I still have a lot of extra material to get through, but that I will bring along for a long flight on Thursday. That will serve to extend the joy of this masterpiece. Maybe I will also do some whistling…

Wednesday 1 June 2016

The Unvanquished (Aparajito) (1957)

I am back from my voyage to the other side of the world and that means it is again time to write some movie reviews. I brought with me the Indian movie “Aparajito” and except for some plane movies that was what I managed to watch. That is a good thing really because it meant I had a good and eventful trip.

It is no secret that I have a troubled relationship with India. I do not understand that country and I understand the people less. Something that makes watching Indian movies in general rather confusing. However when Satyajit Ray made the Apu trilogy of which “Aparajito” is the second he employed the European Neorealist style rather that the traditional Indian ones and thereby opened the movie for westerners like me. It certainly helps, but there is still a lot to baffle the viewer here.

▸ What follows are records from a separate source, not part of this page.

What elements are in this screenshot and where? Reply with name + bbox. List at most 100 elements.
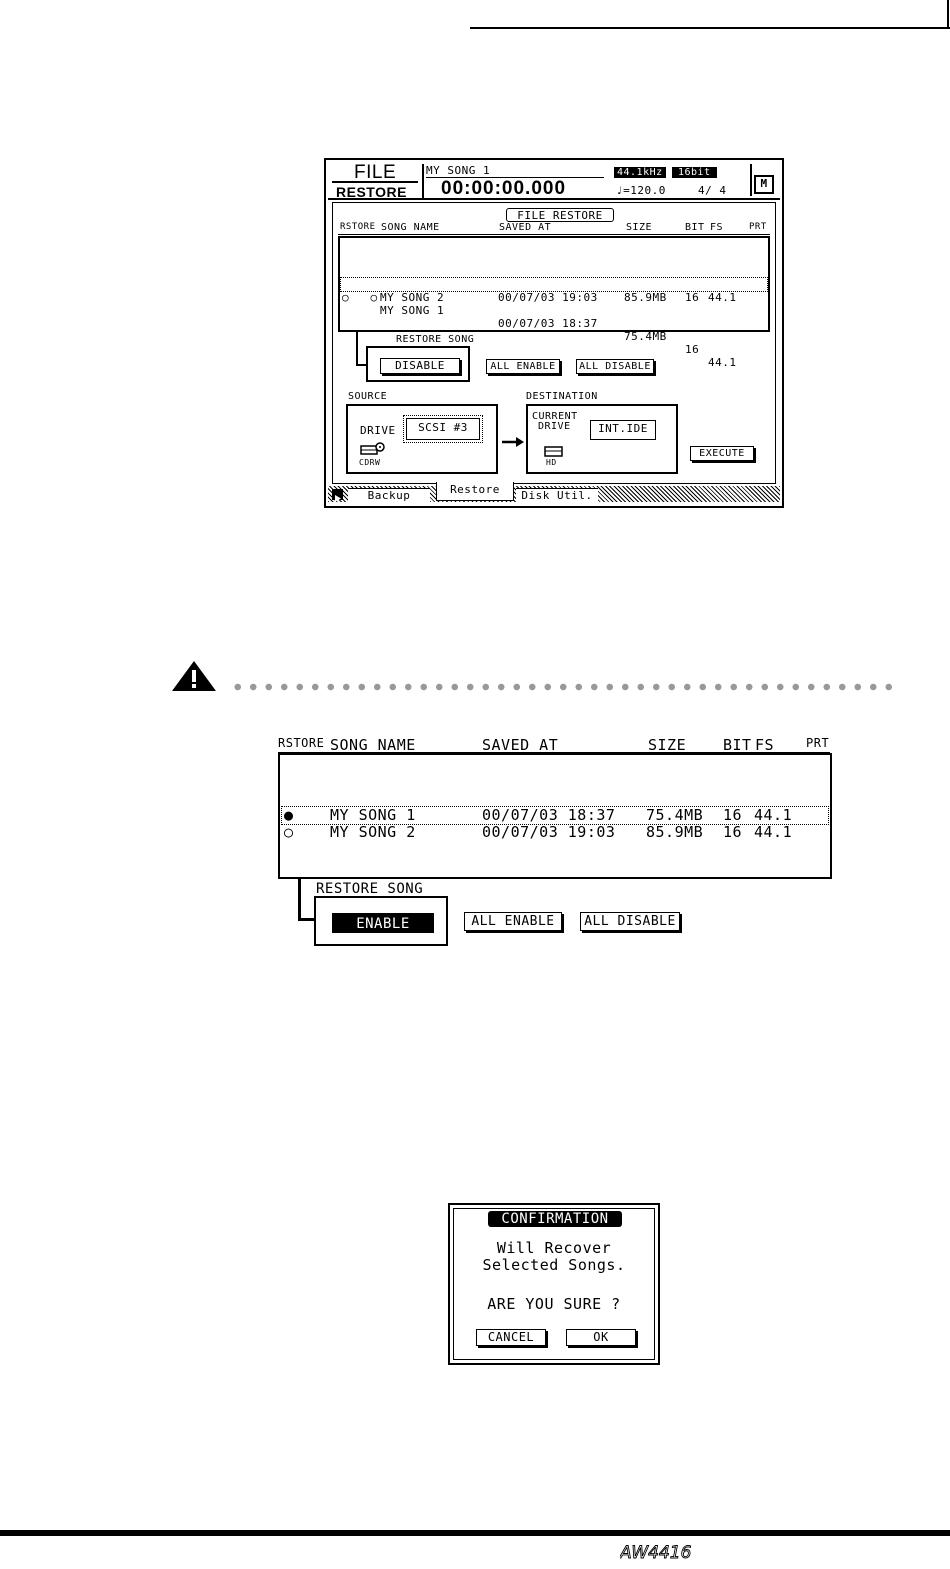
list-cursor — [281, 806, 829, 825]
table-row[interactable]: ○ MY SONG 2 00/07/03 19:03 85.9MB 16 44.… — [342, 291, 736, 304]
row-bit: 16 — [723, 823, 743, 841]
song-list[interactable] — [278, 753, 832, 879]
col-rstore: RSTORE — [340, 222, 376, 232]
tab-restore[interactable]: Restore — [436, 482, 514, 501]
header-underline — [278, 752, 830, 753]
sample-rate-badge: 44.1kHz — [614, 167, 666, 178]
tab-disk-util[interactable]: Disk Util. — [516, 488, 598, 503]
title-divider — [422, 164, 424, 198]
hd-drive-icon — [544, 443, 564, 462]
restore-list-detail: RSTORE SONG NAME SAVED AT SIZE BIT FS PR… — [278, 736, 834, 948]
source-media-label: CDRW — [359, 458, 381, 467]
confirmation-dialog: CONFIRMATION Will Recover Selected Songs… — [448, 1203, 660, 1365]
source-label: SOURCE — [348, 391, 388, 402]
row-bit: 16 — [685, 343, 700, 356]
header-rule — [470, 27, 950, 29]
table-row[interactable]: ○ MY SONG 2 00/07/03 19:03 85.9MB 16 44.… — [284, 824, 824, 841]
destination-label: DESTINATION — [526, 391, 598, 402]
row-size: 75.4MB — [646, 806, 704, 824]
col-rstore: RSTORE — [278, 736, 325, 750]
list-cursor — [340, 277, 768, 292]
row-size: 85.9MB — [624, 291, 667, 304]
warning-icon — [172, 661, 216, 695]
col-saved-at: SAVED AT — [499, 222, 552, 233]
all-enable-button[interactable]: ALL ENABLE — [486, 359, 560, 374]
row-fs: 44.1 — [708, 356, 737, 369]
tab-backup[interactable]: Backup — [348, 488, 430, 503]
title-underline — [332, 181, 418, 183]
dialog-line-1: Will Recover — [496, 1239, 612, 1257]
destination-media-label: HD — [546, 458, 557, 467]
song-title-underline — [426, 177, 604, 178]
screen-title-top: FILE — [354, 162, 397, 183]
row-radio[interactable]: ● — [284, 806, 294, 824]
aw4416-logo: AW4416 — [619, 1542, 730, 1566]
col-size: SIZE — [648, 736, 687, 754]
row-saved: 00/07/03 18:37 — [498, 317, 598, 330]
all-enable-button[interactable]: ALL ENABLE — [464, 912, 562, 931]
col-fs: FS — [755, 736, 775, 754]
connector-vertical — [356, 332, 358, 366]
row-fs: 44.1 — [754, 823, 793, 841]
restore-song-label: RESTORE SONG — [316, 881, 424, 897]
row-saved: 00/07/03 19:03 — [498, 291, 598, 304]
row-fs: 44.1 — [708, 291, 737, 304]
header-divider-right — [750, 164, 752, 196]
row-size: 75.4MB — [624, 330, 667, 343]
row-radio[interactable]: ○ — [342, 291, 350, 304]
meter-icon[interactable]: M — [754, 175, 774, 194]
table-row[interactable]: ● MY SONG 1 00/07/03 18:37 75.4MB 16 44.… — [284, 807, 824, 824]
col-bit: BIT — [685, 222, 705, 233]
col-song-name: SONG NAME — [381, 222, 440, 233]
bit-depth-badge: 16bit — [672, 167, 717, 178]
connector-horizontal — [298, 918, 316, 921]
row-radio[interactable]: ○ — [370, 291, 378, 304]
all-disable-button[interactable]: ALL DISABLE — [580, 912, 680, 931]
dotted-separator — [230, 683, 895, 691]
song-list[interactable] — [338, 236, 770, 332]
song-title: MY SONG 1 — [426, 164, 491, 177]
row-fs: 44.1 — [754, 806, 793, 824]
restore-song-label: RESTORE SONG — [396, 334, 475, 345]
row-bit: 16 — [723, 806, 743, 824]
col-song-name: SONG NAME — [330, 736, 416, 754]
connector-horizontal — [356, 364, 368, 366]
ok-button[interactable]: OK — [566, 1329, 636, 1346]
destination-drive-value: INT.IDE — [590, 420, 656, 440]
col-bit: BIT — [723, 736, 752, 754]
connector-vertical — [298, 879, 301, 921]
tempo-value: ♩=120.0 — [616, 184, 666, 197]
table-row[interactable]: ○ MY SONG 1 00/07/03 18:37 75.4MB 16 44.… — [342, 278, 737, 382]
restore-state-button[interactable]: DISABLE — [380, 358, 460, 374]
row-bit: 16 — [685, 291, 700, 304]
cdrw-drive-icon — [360, 441, 385, 455]
header-underline — [338, 234, 770, 235]
row-saved: 00/07/03 18:37 — [482, 806, 616, 824]
dialog-line-2: Selected Songs. — [482, 1256, 626, 1274]
row-saved: 00/07/03 19:03 — [482, 823, 616, 841]
row-name: MY SONG 1 — [380, 304, 445, 317]
col-size: SIZE — [626, 222, 653, 233]
panel-title: FILE RESTORE — [506, 208, 614, 222]
restore-state-button[interactable]: ENABLE — [332, 913, 434, 933]
source-drive-select[interactable]: SCSI #3 — [403, 415, 483, 443]
dialog-title: CONFIRMATION — [488, 1211, 622, 1227]
play-icon[interactable] — [332, 489, 343, 502]
time-counter: 00:00:00.000 — [441, 178, 567, 199]
file-restore-screen: FILE RESTORE MY SONG 1 00:00:00.000 44.1… — [324, 158, 784, 508]
arrow-right-icon — [502, 432, 524, 451]
current-drive-label-1: CURRENT — [532, 411, 578, 422]
screen-title-bottom: RESTORE — [336, 184, 407, 200]
col-saved-at: SAVED AT — [482, 736, 559, 754]
row-name: MY SONG 1 — [330, 806, 416, 824]
drive-label: DRIVE — [360, 424, 396, 437]
execute-button[interactable]: EXECUTE — [690, 446, 754, 461]
col-fs: FS — [710, 222, 724, 233]
header-bottom-rule — [328, 198, 780, 200]
meter-value: 4/ 4 — [698, 184, 727, 197]
cancel-button[interactable]: CANCEL — [476, 1329, 546, 1346]
dialog-question: ARE YOU SURE ? — [487, 1295, 621, 1313]
row-radio[interactable]: ○ — [284, 823, 294, 841]
all-disable-button[interactable]: ALL DISABLE — [576, 359, 654, 374]
row-name: MY SONG 2 — [330, 823, 416, 841]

“Aparajito” takes up the story where “Pather Panchali” left it. The little family, Apu and his parents, has moved to a big city and are getting along decently well when Apu’s father dies. As the breadwinner, Apu’s father was pretty important for the family who must now move back to the countryside again. In the village Apu discovers a school and with the help his mother he enrolls. Fast forward a few years and we see that Apu is doing extraordinarily well in school. He is granted a scholarship and moves to the big city to further his study. This is particularly hard on Apu’s mother who finds herself entirely alone. Daughter and husband has died and the son is studying in a faraway city so now she is rusting away in loneliness, something you apparently can die from eventually, which is exactly what happens to Apu’s mother.

So, yeah, a continuation of the misery from the first movie.

Technically “Aparajito” appears to be a big step up from the first movie. Scene composition, lighting, cutting and even the acting is sharper now. Where “Pather Panchali” would often feel incredibly slow “Aparajito” keeps a much better pace helping me to stay interested. Mind you it is still a slow movie where very little is played out for dramatic effect, just sort of a portrait of everyday events that add up to the personal tragedy these people are experiencing. In a sense that is both the best and worst of Italian neorealism and “Aparajito” crosses that line where I get personally invested in these people, for better and worse (Italian movies of this era can generally be grouped into two groups, the good ones where I do get invested and the poorer ones where I do not).

There is that sense of realism here that makes this a window into real lives and not the staged ones it is obviously portraying. I always find that interesting and thank heavens there are no divine intervention or group dancing here. The flipside however is that reality was and is in India dismal and in my eyes weird. On a personal level I do not get these people’s motivations and their actions are often strange. That is the cultural overlay and involve religious elements and traditions and are very far away from my reality. When the movie manages to get below that layer into basic human emotions it does a much better job at engaging me and there are parts there that are really good.

I doubt that a movie about a guy who loses his parents to sickness and poverty is a movie I would take out for easy entertainment. Maybe my motivation should be to get subdued and reminded why I do not want to go to India and I do not really need a movie for that. Having said that this is not a bad movie. A punch in the stomach, yes, but a well-crafted example of neo-realism.